Гоголь в воспоминаниях современников
Шрифт:
"Причина той веселости, которую заметили в первых сочинениях моих, показавшихся в печати, заключалась в некоторой душевной потребности. На меня находили припадки тоски, мне самому необъяснимой, которая происходила, может быть, от моего болезненного состояния. Чтобы развлекать себя самого, я придумывал себе все смешное, что только мог выдумать. Выдумывал целиком смешные лица и характеры, поставляя их мысленно в самые смешные положения..." (изд. П. А. Кулиша, том III, стр. 500).

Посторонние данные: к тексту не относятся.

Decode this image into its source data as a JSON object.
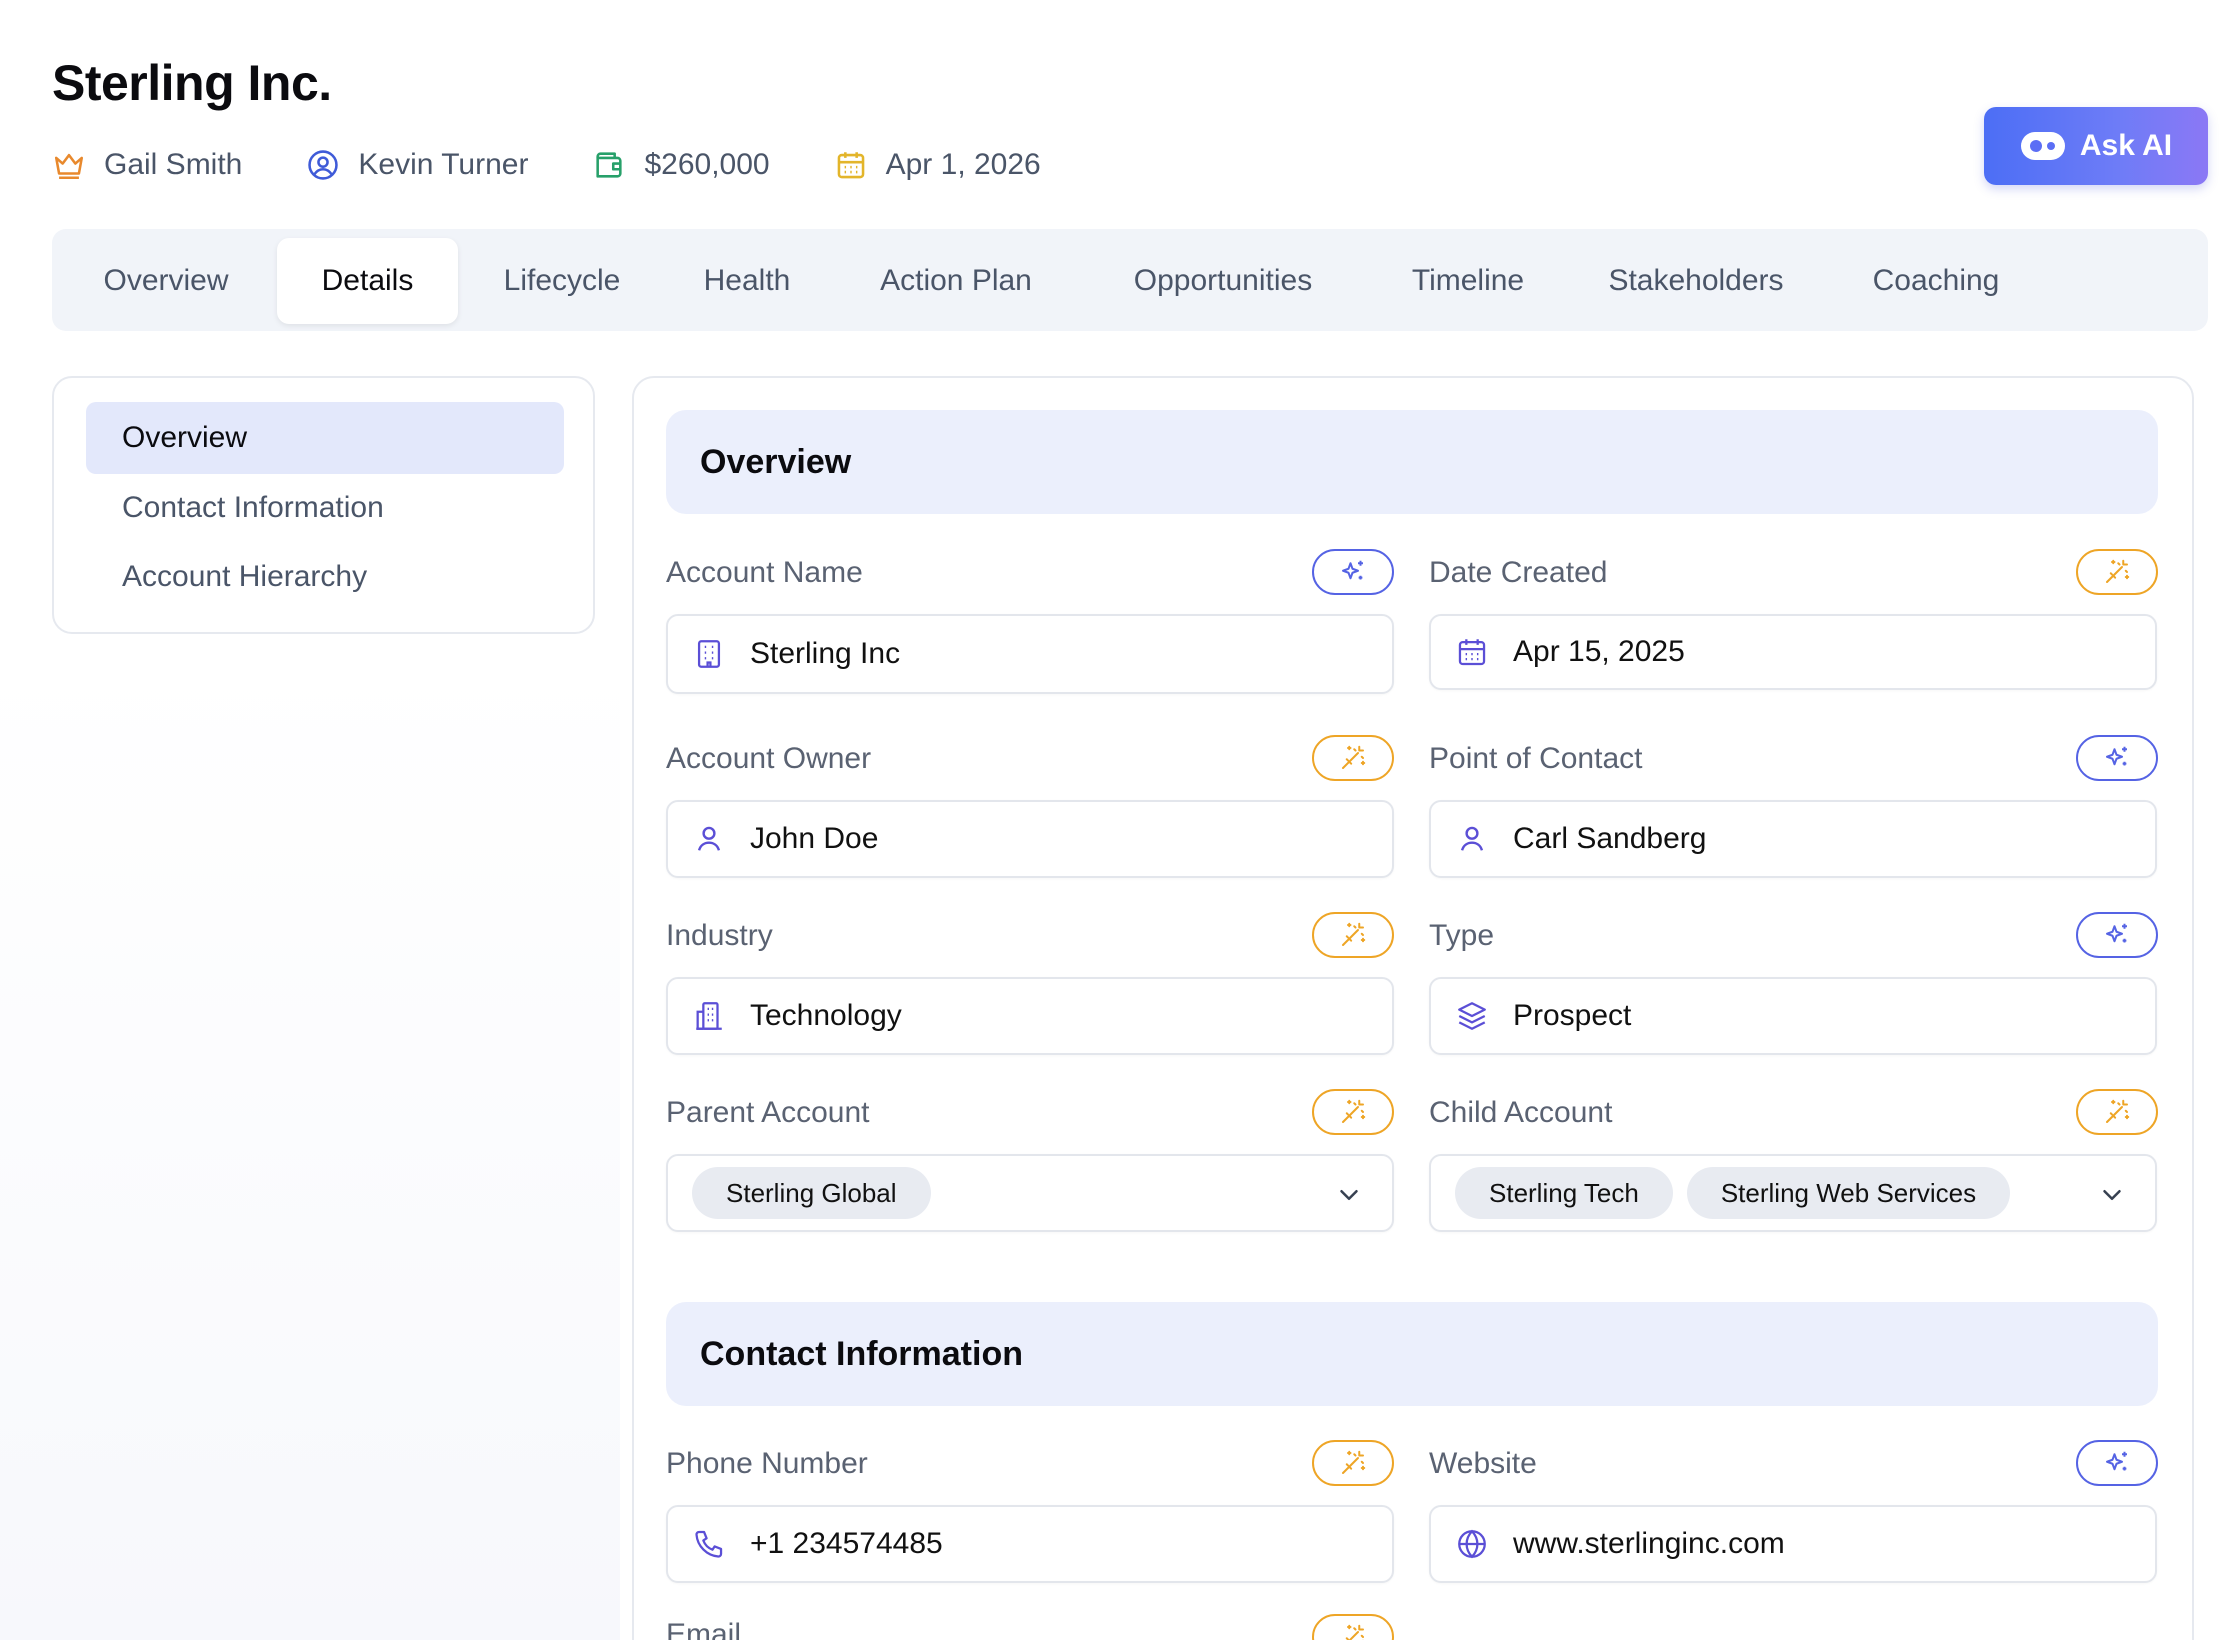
{
  "header": {
    "title": "Sterling Inc.",
    "meta": [
      {
        "icon": "crown-icon",
        "label": "Gail Smith",
        "color": "#e8892d"
      },
      {
        "icon": "user-circle-icon",
        "label": "Kevin Turner",
        "color": "#3f5bd8"
      },
      {
        "icon": "wallet-icon",
        "label": "$260,000",
        "color": "#27a06a"
      },
      {
        "icon": "calendar-icon",
        "label": "Apr 1, 2026",
        "color": "#e3b52a"
      }
    ],
    "ask_ai_label": "Ask AI"
  },
  "tabs": [
    {
      "label": "Overview",
      "active": false
    },
    {
      "label": "Details",
      "active": true
    },
    {
      "label": "Lifecycle",
      "active": false
    },
    {
      "label": "Health",
      "active": false
    },
    {
      "label": "Action Plan",
      "active": false
    },
    {
      "label": "Opportunities",
      "active": false
    },
    {
      "label": "Timeline",
      "active": false
    },
    {
      "label": "Stakeholders",
      "active": false
    },
    {
      "label": "Coaching",
      "active": false
    }
  ],
  "side_nav": [
    {
      "label": "Overview",
      "active": true
    },
    {
      "label": "Contact Information",
      "active": false
    },
    {
      "label": "Account Hierarchy",
      "active": false
    }
  ],
  "sections": {
    "overview": {
      "title": "Overview",
      "fields": {
        "account_name": {
          "label": "Account Name",
          "value": "Sterling Inc",
          "icon": "building-icon",
          "ai": "sparkle"
        },
        "date_created": {
          "label": "Date Created",
          "value": "Apr 15, 2025",
          "icon": "calendar-icon",
          "ai": "wand"
        },
        "account_owner": {
          "label": "Account Owner",
          "value": "John Doe",
          "icon": "user-icon",
          "ai": "wand"
        },
        "point_of_contact": {
          "label": "Point of Contact",
          "value": "Carl Sandberg",
          "icon": "user-icon",
          "ai": "sparkle"
        },
        "industry": {
          "label": "Industry",
          "value": "Technology",
          "icon": "office-building-icon",
          "ai": "wand"
        },
        "type": {
          "label": "Type",
          "value": "Prospect",
          "icon": "layers-icon",
          "ai": "sparkle"
        },
        "parent_account": {
          "label": "Parent Account",
          "chips": [
            "Sterling Global"
          ],
          "ai": "wand"
        },
        "child_account": {
          "label": "Child Account",
          "chips": [
            "Sterling Tech",
            "Sterling Web Services"
          ],
          "ai": "wand"
        }
      }
    },
    "contact": {
      "title": "Contact Information",
      "fields": {
        "phone": {
          "label": "Phone Number",
          "value": "+1 234574485",
          "icon": "phone-icon",
          "ai": "wand"
        },
        "website": {
          "label": "Website",
          "value": "www.sterlinginc.com",
          "icon": "globe-icon",
          "ai": "sparkle"
        },
        "email": {
          "label": "Email",
          "ai": "wand"
        }
      }
    }
  },
  "colors": {
    "accent": "#4c6ef5",
    "sparkle": "#5563e4",
    "wand": "#eea526",
    "field_icon": "#5b4fd6"
  }
}
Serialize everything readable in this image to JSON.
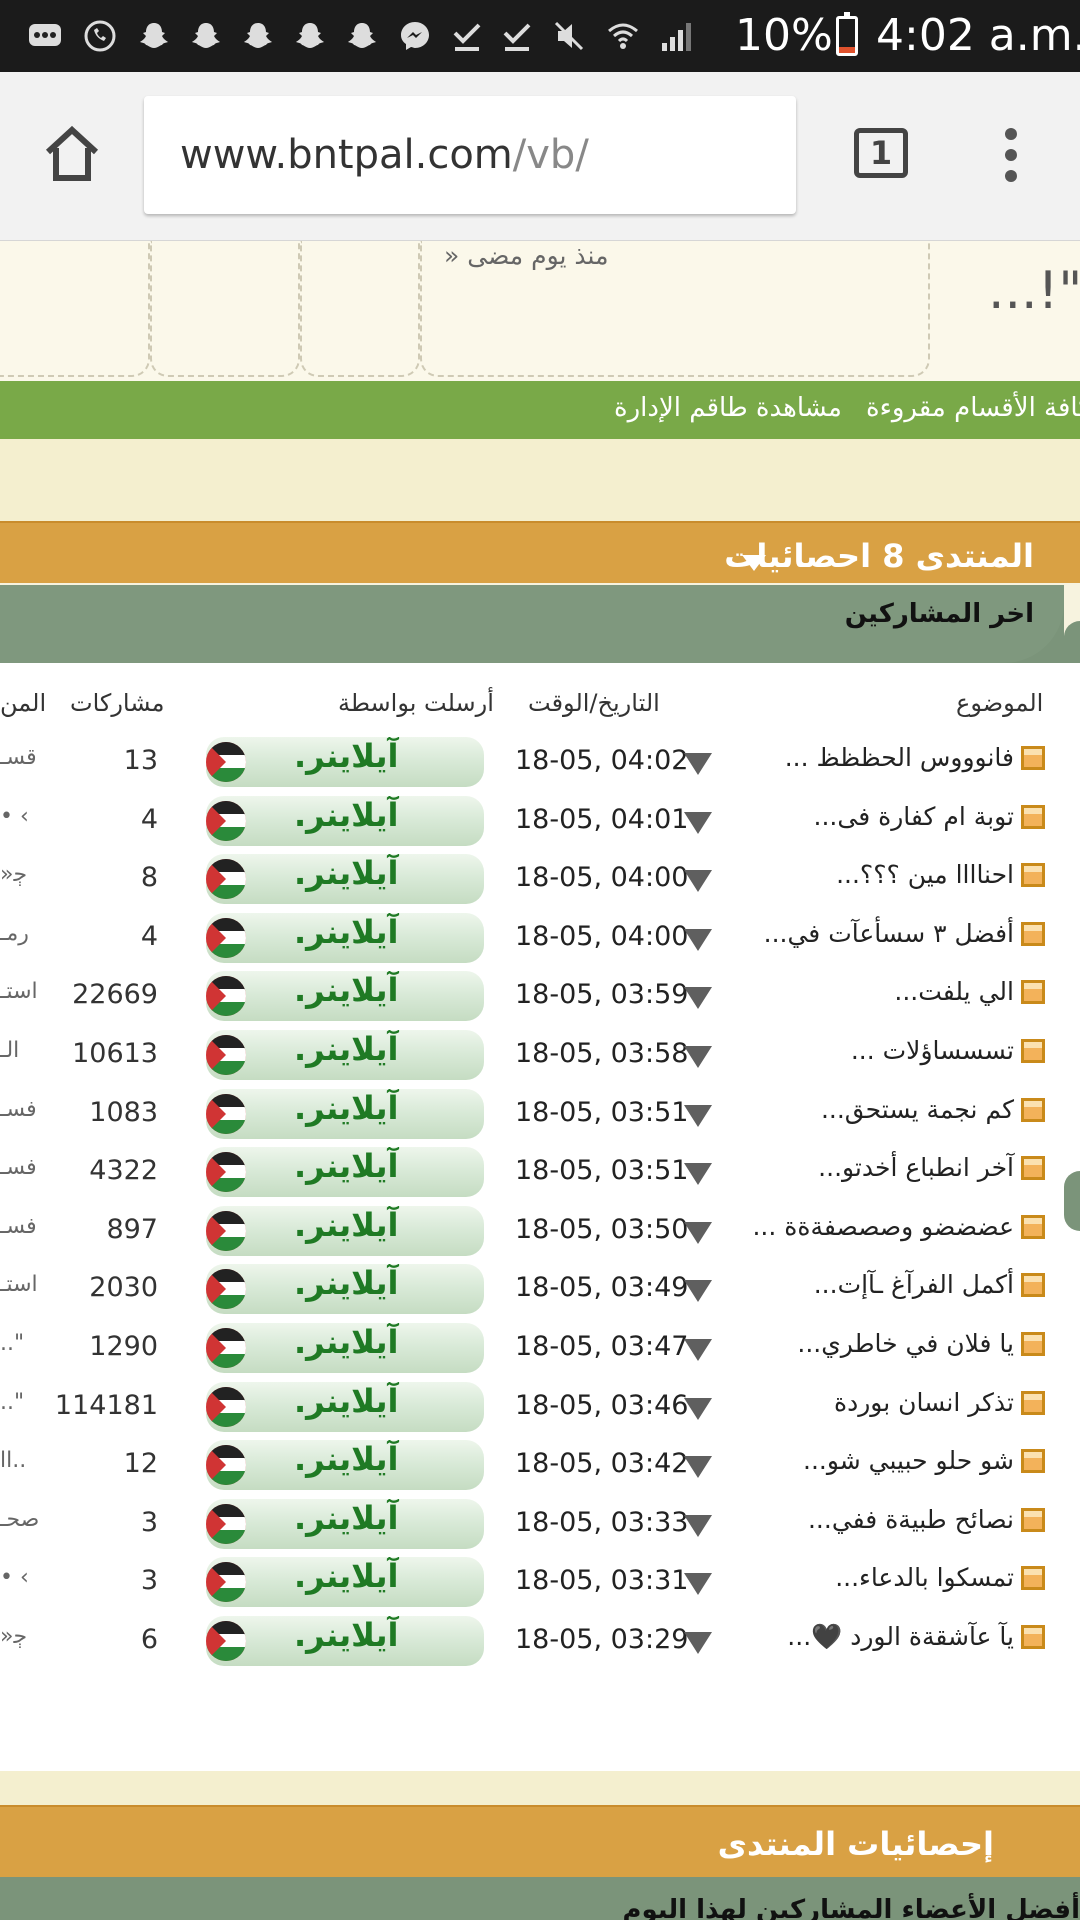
{
  "status_bar": {
    "icons": [
      "chat-bubble-icon",
      "whatsapp-icon",
      "snapchat-icon",
      "snapchat-icon",
      "snapchat-icon",
      "snapchat-icon",
      "snapchat-icon",
      "messenger-icon",
      "download-done-icon",
      "download-done-icon",
      "mute-icon",
      "wifi-icon",
      "signal-icon"
    ],
    "battery": "10%",
    "time": "4:02 a.m."
  },
  "browser": {
    "url_domain": "www.bntpal.com",
    "url_path": "/vb/",
    "tab_count": "1"
  },
  "page": {
    "top_ago": "منذ يوم مضى",
    "top_quote": "...!\"",
    "nav_links": [
      "كافة الأقسام مقروءة",
      "مشاهدة طاقم الإدارة"
    ],
    "forum_stats_title": "المنتدى 8 احصائيات",
    "latest_posters_caption": "اخر المشاركين",
    "columns": {
      "topic": "الموضوع",
      "datetime": "التاريخ/الوقت",
      "sent_by": "أرسلت بواسطة",
      "posts": "مشاركات",
      "forum_clip": "المن"
    },
    "rows": [
      {
        "topic": "فانوووس الحظظظ ...",
        "datetime": "18-05, 04:02",
        "user": "آيلاينر.",
        "posts": "13",
        "clip": "قسـ"
      },
      {
        "topic": "توبة ام كفارة فى...",
        "datetime": "18-05, 04:01",
        "user": "آيلاينر.",
        "posts": "4",
        "clip": "• ‹"
      },
      {
        "topic": "احناااا مين ؟؟؟...",
        "datetime": "18-05, 04:00",
        "user": "آيلاينر.",
        "posts": "8",
        "clip": "»ﭴ"
      },
      {
        "topic": "أفضل ٣ سسأعآت في...",
        "datetime": "18-05, 04:00",
        "user": "آيلاينر.",
        "posts": "4",
        "clip": "رمـ"
      },
      {
        "topic": "الي يلفت...",
        "datetime": "18-05, 03:59",
        "user": "آيلاينر.",
        "posts": "22669",
        "clip": "استـ"
      },
      {
        "topic": "تسسساؤلات ...",
        "datetime": "18-05, 03:58",
        "user": "آيلاينر.",
        "posts": "10613",
        "clip": "الـ"
      },
      {
        "topic": "كم نجمة يستحق...",
        "datetime": "18-05, 03:51",
        "user": "آيلاينر.",
        "posts": "1083",
        "clip": "فسـ"
      },
      {
        "topic": "آخر انطباع أخدتو...",
        "datetime": "18-05, 03:51",
        "user": "آيلاينر.",
        "posts": "4322",
        "clip": "فسـ"
      },
      {
        "topic": "عضضضو وصصصفةةة ...",
        "datetime": "18-05, 03:50",
        "user": "آيلاينر.",
        "posts": "897",
        "clip": "فسـ"
      },
      {
        "topic": "أكمل الفرآغ ـآإت...",
        "datetime": "18-05, 03:49",
        "user": "آيلاينر.",
        "posts": "2030",
        "clip": "استـ"
      },
      {
        "topic": "يا فلان في خاطري...",
        "datetime": "18-05, 03:47",
        "user": "آيلاينر.",
        "posts": "1290",
        "clip": "..\""
      },
      {
        "topic": "تذكر انسان بوردة",
        "datetime": "18-05, 03:46",
        "user": "آيلاينر.",
        "posts": "114181",
        "clip": "..\""
      },
      {
        "topic": "شو حلو حبيبي شو...",
        "datetime": "18-05, 03:42",
        "user": "آيلاينر.",
        "posts": "12",
        "clip": "اا.."
      },
      {
        "topic": "نصائح طبيةة ففي...",
        "datetime": "18-05, 03:33",
        "user": "آيلاينر.",
        "posts": "3",
        "clip": "صحـ"
      },
      {
        "topic": "تمسكوا بالدعاء...",
        "datetime": "18-05, 03:31",
        "user": "آيلاينر.",
        "posts": "3",
        "clip": "• ‹"
      },
      {
        "topic": "يآ عآشقةة الورد 🖤...",
        "datetime": "18-05, 03:29",
        "user": "آيلاينر.",
        "posts": "6",
        "clip": "»ﭴ"
      }
    ],
    "forum_statistics_title": "إحصائيات المنتدى",
    "best_members_caption": "أفضل الأعضاء المشاركين لهذا اليوم"
  }
}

Гоголь тут воображает, что рассказывает о себе что-то необыкновенное, неправдоподобное; а на самом деле комические писатели большею частью были люди с грустным настроением духа; в пример укажем на Мольера. Они прибегали к шутке, к насмешке, чтобы забыться, заглушить тоску, как другие заглушают ее житейским разгулом. Чему приписать свою тоску, Гоголь не знает; болезнь сам он считает объяснением недостаточным. Не ясно ли уже из одного этого, что он был похож на людей нынешнего времени, очень хорошо понимающих причину своей грусти? Он, создавший Чичикова, Сквозника-Дмухановского и Акакия Акакиевича, не знает, что грусть на душу благородного человека навевается зрелищем Чичиковых и Акакиев Акакиевичей! Это странно для нас, привыкших думать о связи отдельных фактов с общею обстановкою нашей жизни; но Гоголь не подозревал этой связи.
"...выдумывать целиком смешные лица и характеры, поставляя их мысленно в самые смешные положения, вовсе не заботясь о том, для чего это
Некоторые вздумали говорить, что Гоголь сам не понимал смысла своих произведений, -- это нелепость слишком очевидная; но то справедливо, что, негодуя на взяточничество и самоуправство провинциальных чиновников в своем "Ревизоре", Гоголь не предвидел, куда поведет это негодование: ему казалось, что все дело ограничивается желанием уничтожить взяточничество: связь этого явления с другими явлениями не была ему ясна. Нельзя не верить ему, когда он говорит, что испугался, увидев, какие далекие следствия выводятся из его нападений на плутни провинциальных чиновников.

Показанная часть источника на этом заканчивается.